WORLD ECONOMIC & MARKET DEVELOPMENTS
GLOBAL MARKETS: Despite UK Prime Minister Theresa May’s efforts to secure last-minute legal assurances from the EU over the contentious Irish backstop issue, the UK House of Commons rejected yesterday her Brexit plan for the second time, by a majority of 391 votes to 242 votes. Later today (20:00CET), MPs will vote on whether they “decline to leave the EU without a deal”. Prolonged Brexit-related uncertainty favored core government bonds. In FX markets, the GBP lost some ground but losses were rather limited.
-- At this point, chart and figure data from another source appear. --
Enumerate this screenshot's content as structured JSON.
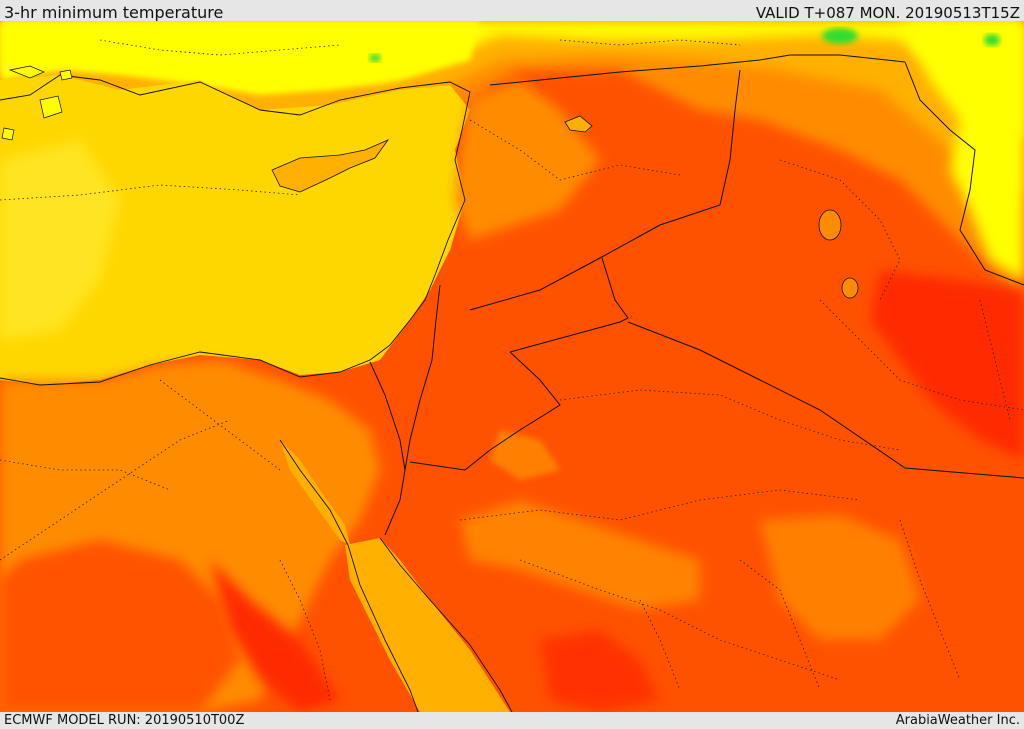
{
  "header": {
    "title": "3-hr minimum temperature",
    "valid": "VALID T+087 MON. 20190513T15Z"
  },
  "footer": {
    "model_run": "ECMWF MODEL RUN: 20190510T00Z",
    "credit": "ArabiaWeather Inc."
  },
  "palette": {
    "hot": "#ff2a00",
    "warm_red": "#ff5200",
    "warm": "#ff8c00",
    "mild": "#ffb000",
    "sea": "#ffd700",
    "cool": "#ffff00",
    "cold": "#33dd33",
    "border": "#111111"
  }
}
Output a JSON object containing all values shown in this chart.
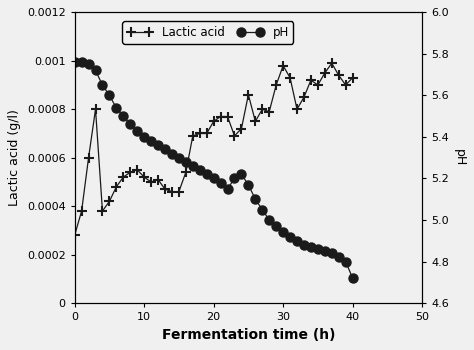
{
  "lactic_acid_time": [
    0,
    1,
    2,
    3,
    4,
    5,
    6,
    7,
    8,
    9,
    10,
    11,
    12,
    13,
    14,
    15,
    16,
    17,
    18,
    19,
    20,
    21,
    22,
    23,
    24,
    25,
    26,
    27,
    28,
    29,
    30,
    31,
    32,
    33,
    34,
    35,
    36,
    37,
    38,
    39,
    40
  ],
  "lactic_acid_values": [
    0.00028,
    0.00038,
    0.0006,
    0.0008,
    0.00038,
    0.00042,
    0.00048,
    0.00052,
    0.00054,
    0.00055,
    0.00052,
    0.0005,
    0.00051,
    0.00047,
    0.00046,
    0.00046,
    0.00054,
    0.00069,
    0.0007,
    0.0007,
    0.00075,
    0.00077,
    0.00077,
    0.00069,
    0.00072,
    0.00086,
    0.00075,
    0.0008,
    0.00079,
    0.0009,
    0.00098,
    0.00093,
    0.0008,
    0.00085,
    0.00092,
    0.0009,
    0.00095,
    0.00099,
    0.00094,
    0.0009,
    0.00093
  ],
  "ph_time": [
    0,
    1,
    2,
    3,
    4,
    5,
    6,
    7,
    8,
    9,
    10,
    11,
    12,
    13,
    14,
    15,
    16,
    17,
    18,
    19,
    20,
    21,
    22,
    23,
    24,
    25,
    26,
    27,
    28,
    29,
    30,
    31,
    32,
    33,
    34,
    35,
    36,
    37,
    38,
    39,
    40
  ],
  "ph_values": [
    5.76,
    5.76,
    5.75,
    5.72,
    5.65,
    5.6,
    5.54,
    5.5,
    5.46,
    5.43,
    5.4,
    5.38,
    5.36,
    5.34,
    5.32,
    5.3,
    5.28,
    5.26,
    5.24,
    5.22,
    5.2,
    5.18,
    5.15,
    5.2,
    5.22,
    5.17,
    5.1,
    5.05,
    5.0,
    4.97,
    4.94,
    4.92,
    4.9,
    4.88,
    4.87,
    4.86,
    4.85,
    4.84,
    4.82,
    4.8,
    4.72
  ],
  "xlabel": "Fermentation time (h)",
  "ylabel_left": "Lactic acid (g/l)",
  "ylabel_right": "pH",
  "xlim": [
    0,
    50
  ],
  "ylim_left": [
    0,
    0.0012
  ],
  "ylim_right": [
    4.6,
    6.0
  ],
  "xticks": [
    0,
    10,
    20,
    30,
    40,
    50
  ],
  "yticks_left": [
    0,
    0.0002,
    0.0004,
    0.0006,
    0.0008,
    0.001,
    0.0012
  ],
  "yticks_left_labels": [
    "0",
    "0.0002",
    "0.0004",
    "0.0006",
    "0.0008",
    "0.001",
    "0.0012"
  ],
  "yticks_right": [
    4.6,
    4.8,
    5.0,
    5.2,
    5.4,
    5.6,
    5.8,
    6.0
  ],
  "line_color": "#1a1a1a",
  "bg_color": "#f0f0f0"
}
GREECE: The IMF released yesterday its first Post-Programme Monitoring report projecting GDP growth at 2.4% in 2019, 2.2% in 2020 and 1.6% in 2021 gradually decelerating towards 1% in the medium term. 2019 GDP growth is expected to be driven by exports, private consumption and investment as sentiment improves. Greece’s medium-term debt repayment capacity is considered adequate although risks are rising and vulnerabilities remain. In other news, the new legal framework for the protection of debtholders’ first residence has still not been finalised with the institutions still reportedly raising objections regarding the eligibility criteria on the grounds that they are too generous.
SOUTH EASTERN EUROPE
SERBIA: According to the official statistical data released yesterday, in February, inflation jumped to 0.7% MoM and 2.4% YoY from 0.4% MoM and 2.1% YoY in January. However, core inflation remained at 1.3% YoY in February from 1.2% YoY in January, implying subdued inflationary pressures. As such, expectations over the inflation prices within 2019 are well anchored somewhere below the central midpoint of the inflation target, i.e. 3.0% YoY, with the upside risks for the inflation outlook coming from the external environment and particularly from the developments in the commodity markets, notably oil prices. Concluding, referring to the local debt capital markets, yesterday, Serbia’s Ministry of Finance raised EUR25mn in 3-year bonds at the reopening of the 23rd of January issue. The bonds that bear a 1.25% annual coupon and mature on the 25th of January in 2022 were sold at an average yield of 1.23%, down from the 1.25% yield achieved at the initial auction on the 23rd of January.